At ElasticON Global 2021, Tanya Bragin, VP Product, Observability, and the Elastic Observability team showed how ongoing innovations continue to deliver actionable insights and faster root cause detection, reducing mean time to resolution (MTTR).

The adoption of cloud, microservices, and ephemeral infrastructure is driving increased complexity, requiring an observability solution to provide end-to-end visibility. Elastic Observability, as recognized by Gartner, GigaOm, and EMA, continues to build a comprehensive solution by delivering functionality related to:

  • Unified agent for ingesting all telemetry data with centralized management
  • Integration with cloud native technologies (e.g., Kubernetes)
  • Native integrations with major cloud providers including Amazon Web Services, Microsoft Azure, and Google Cloud Platform
  • Automated root cause analysis in application performance monitoring (APM) leveraging machine learning
  • Enhanced APM troubleshooting workflows integrating logs, third-party dependencies, and backend services
  • Intuitive service maps for contextual troubleshooting
  • Support for OpenTelemetry (OTel)
  • Synthetics and real user monitoring (RUM) enhancements
Our commitment to open source communities means that Elastic Observability will always be an open and extensible platform. We are committed to adopting and contributing to open standards and open source initiatives. The goal? Delivering customers a comprehensive observability platform that maximizes user flexibility and minimizes vendor lock-in.
Elastic Observability - Overview and components

 

Making data relevant, contextual, and actionable

Operations and development teams are often confronted with siloed tools for metrics, logs, and traces. Even with a single tool, the data is often in silos with no context or is missing relevant metadata (dimensionality), which increases mean time to detection (MTTD) and resolution (MTTR). Elastic Observability seamlessly scales to large amounts of data with high dimensionality and cardinality with little to no performance or cost surprises.

Frictionless onboarding via Elastic Agent and centralized management allows for simplified collection of all telemetry data, including cloud-native technologies such as Kubernetes. We’ve also added integrations with Microsoft Azure and Google Cloud Platform to natively ingest telemetry data, with additional integrations coming.

Elastic Observability - Interface

 

Context is required for efficient and quick troubleshooting of incidents. Elastic APM service maps visualize application topology and accelerate troubleshooting by giving you the ability to see the status of services, anomalies detected, and logs in the context of transactions. They also allow you to compare service performance over any historical baseline, making it easy to detect misbehaving services. Our recent support for performance views into third-party service dependencies eliminates blind spots from your environment.
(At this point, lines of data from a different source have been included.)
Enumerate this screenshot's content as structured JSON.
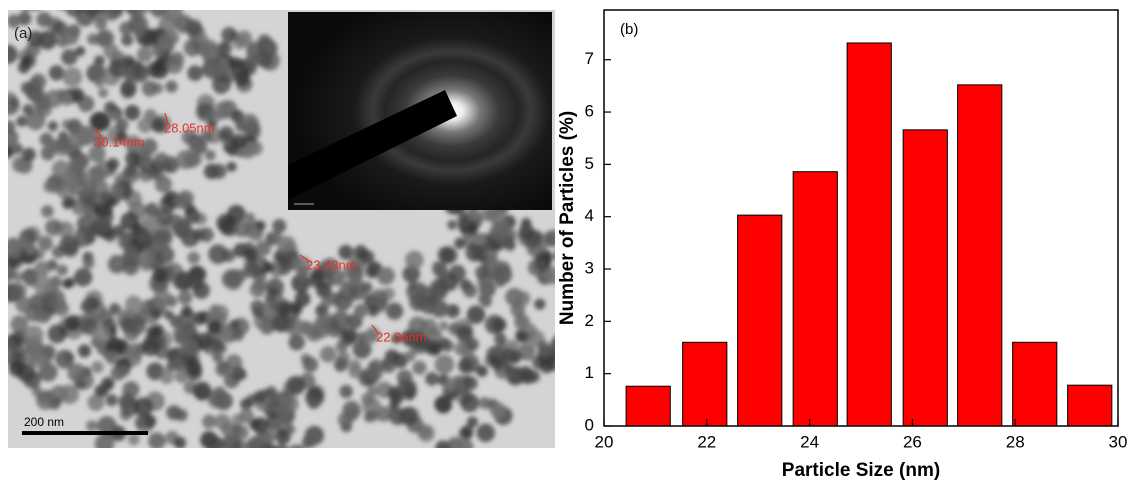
{
  "image": {
    "panel_label": "(a)",
    "annotations": [
      "30.14nm",
      "28.05nm",
      "23.43nm",
      "22.06nm"
    ],
    "scale_bar": "200 nm"
  },
  "chart_data": {
    "type": "bar",
    "panel_label": "(b)",
    "x_label": "Particle Size (nm)",
    "y_label": "Number of Particles (%)",
    "x": [
      20.86,
      21.96,
      23.03,
      24.11,
      25.16,
      26.25,
      27.31,
      28.38,
      29.45
    ],
    "values": [
      0.76,
      1.6,
      4.03,
      4.86,
      7.32,
      5.66,
      6.52,
      1.6,
      0.78
    ],
    "color": "#ff0000",
    "xlim": [
      20,
      30
    ],
    "xticks": [
      20,
      22,
      24,
      26,
      28,
      30
    ],
    "ylim": [
      0,
      7.95
    ],
    "yticks": [
      0,
      1,
      2,
      3,
      4,
      5,
      6,
      7
    ]
  }
}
We are further expanding our APM capabilities with support for Mobile iOS agent, in technical preview.

Elastic Observability - Application Performance Management (APM) Interface

 

Our next step on the journey to connect the dots is to deliver context between your application and infrastructure. Often, application performance is degraded due to performance issues in the infrastructure. We will be delivering the ability to view infrastructure performance in context to the application performance and related logs, delivering unified observability. We’ve also had requests for the ability to compare service performance across versions, cloud regions, availability zones, and other metadata. This future capability would help compare performance between A/B or canary deployments and allow for quick troubleshooting of deployment issues.

Elastic Observability - APM Services UI